美佐子は慌ててハンカチで涙を拭き、クシャクシャとした顔を見せた。

「ごめん、泣いちゃって。私薮睨みでしょ。そばっかみたいに悩んでここまで来ちゃったの」
(それは何も今日に限った事でないのに、言い訳っぽいなと思いながら)

「なあんだそんな事気にしてるのか。見た目全然分かんないよ。
その程度なら訓練で良くなるってよ」
豊の表情が急に崩れて子供っぽい地の顔が覗いた。

「ありがとう。でもいくら悩んでいるったって、こんな看板の前にいる事ないよね」
「誤解される元だ」
豊が笑って頷いた。

「じゃあね、さよなら」
唐突に叫んで、美佐子は一目散に自分の家の方向に駆け出した。
恥ずかしくて恥ずかしくて仕方がなかったのだ。

男の子に対しておよそポキポキした態度しか取れない自分が情け無いと又思った。
美佐子は、唯一の近しい男性である父親と殆どの口を聞いた事がなかった。
母に軽蔑されきってる父親を避けていたし、母も父と娘の会話を好まなかったからである。
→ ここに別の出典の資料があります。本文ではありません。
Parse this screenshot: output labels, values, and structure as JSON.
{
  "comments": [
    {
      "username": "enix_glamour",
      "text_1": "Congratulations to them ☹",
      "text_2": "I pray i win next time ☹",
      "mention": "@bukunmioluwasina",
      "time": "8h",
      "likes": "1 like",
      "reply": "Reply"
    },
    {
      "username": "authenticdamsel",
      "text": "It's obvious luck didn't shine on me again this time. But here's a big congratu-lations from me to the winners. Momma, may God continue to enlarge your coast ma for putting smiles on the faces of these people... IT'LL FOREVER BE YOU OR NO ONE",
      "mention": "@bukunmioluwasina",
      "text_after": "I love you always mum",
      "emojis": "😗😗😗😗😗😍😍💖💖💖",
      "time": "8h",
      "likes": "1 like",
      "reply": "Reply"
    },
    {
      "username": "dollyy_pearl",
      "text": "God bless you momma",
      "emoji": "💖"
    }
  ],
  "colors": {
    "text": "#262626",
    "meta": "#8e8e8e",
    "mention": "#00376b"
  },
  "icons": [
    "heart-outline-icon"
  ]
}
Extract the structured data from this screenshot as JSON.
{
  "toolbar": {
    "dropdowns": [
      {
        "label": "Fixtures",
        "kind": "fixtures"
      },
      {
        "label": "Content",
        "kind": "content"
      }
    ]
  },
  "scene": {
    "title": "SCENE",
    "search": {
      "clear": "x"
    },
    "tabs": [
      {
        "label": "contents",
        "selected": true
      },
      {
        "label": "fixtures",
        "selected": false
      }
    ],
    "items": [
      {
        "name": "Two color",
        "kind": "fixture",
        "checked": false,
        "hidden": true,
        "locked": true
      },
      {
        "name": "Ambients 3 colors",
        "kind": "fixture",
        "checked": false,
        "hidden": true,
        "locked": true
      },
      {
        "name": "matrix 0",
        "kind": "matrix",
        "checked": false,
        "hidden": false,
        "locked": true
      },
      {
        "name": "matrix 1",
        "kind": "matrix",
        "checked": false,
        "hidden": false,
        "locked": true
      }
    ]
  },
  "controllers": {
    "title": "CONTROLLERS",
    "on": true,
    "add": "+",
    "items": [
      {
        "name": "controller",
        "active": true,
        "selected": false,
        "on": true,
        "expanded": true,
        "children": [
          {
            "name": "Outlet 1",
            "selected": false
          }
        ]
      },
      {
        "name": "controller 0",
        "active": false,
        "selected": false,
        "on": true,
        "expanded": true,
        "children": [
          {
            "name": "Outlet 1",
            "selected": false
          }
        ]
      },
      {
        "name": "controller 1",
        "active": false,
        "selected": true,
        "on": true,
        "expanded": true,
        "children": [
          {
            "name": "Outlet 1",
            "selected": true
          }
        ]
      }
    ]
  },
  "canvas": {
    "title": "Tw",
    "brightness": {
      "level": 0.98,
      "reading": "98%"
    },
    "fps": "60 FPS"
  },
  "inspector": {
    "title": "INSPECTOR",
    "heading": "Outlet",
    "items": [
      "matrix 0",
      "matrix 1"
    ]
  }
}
しかし、佐木豊の言葉は大袈裟に言えば干天の慈雨のように美佐子の心を潤していた。

その日の麗かな日を浴びながら、美佐子は豊の言葉を反芻した。
「佐木君に会いたい。会いたい」
その思いに押されて、美佐子は電車に乗らずに、豊の住む町まで歩く事にした。

学校で渡された名簿に学年全部の住所が載っていた。
美佐子は豊の住所を暗記している。

それは、丘の上の昔からのお屋敷町である。
初めて行く場所だが、躊躇はない。
見に行くだけである。
行ったところで佐木の姿が見られるとは限らない。
見つかったら嫌がられるに決まってる。

それでも、今の美佐子にとって彼の住む所に行けば、乾ききった心が癒される気がした。
自分の本当に欲しいのは、別に綺麗な外見ではないのだ。
当たり前の人間らしい愛情なのだ。

あんな愛情の薄い両親よりも、佐木君の方がよっぽど人間らしい普通の思いやりを持っている、せめてその人の温もりを感じる場所に行きたい、そんな衝動に急かされて、美佐子は短絡的な行動をとった。


佐木豊の住む家は、しっとりとした日本家屋だった。

豊は、子供の居ない伯父夫婦の住まいの2階に下宿してるという。
2階の物干しに日光を浴びて洗濯物が干してあった。
豊の制服らしいシャツが青空に美しくひらめいていた。

それだけで美佐子の胸の奥がキュンと鳴った。
苦しくなった。
「どうせ、向こうは自分の事なんて何とも思ってないんだ」

美佐子は回れ右をして今来た道を引き返していった。
そのまんま、帰宅するのが嫌で細い川に沿ってただひたすら歩いた。

町の様相が変わり、川沿いに質素なアパートがある場所に出た。

その時、「おねえちゃん、待って」
女の子の細い声が聞こえた。
「えっ」
後ろを振り返るとボサボサしたおかっぱ頭の女の子が美佐子をじっと見つめていた。
身なりがいかにも貧しそうである。

「おねえちゃん、お願い。私の家に来てよ!」
女の子は半ば強制的に美佐子の手をとった。
「そんなあ!どうしてなの?
私あなたのこと全然知らないんだけど」

それでも子どもはじっと美佐子を見つめたままである。
美佐子の顔に女の子の目が貼り付いていくようである。
目鼻立ちが整った可愛いその顔が何故か不気味に見えた。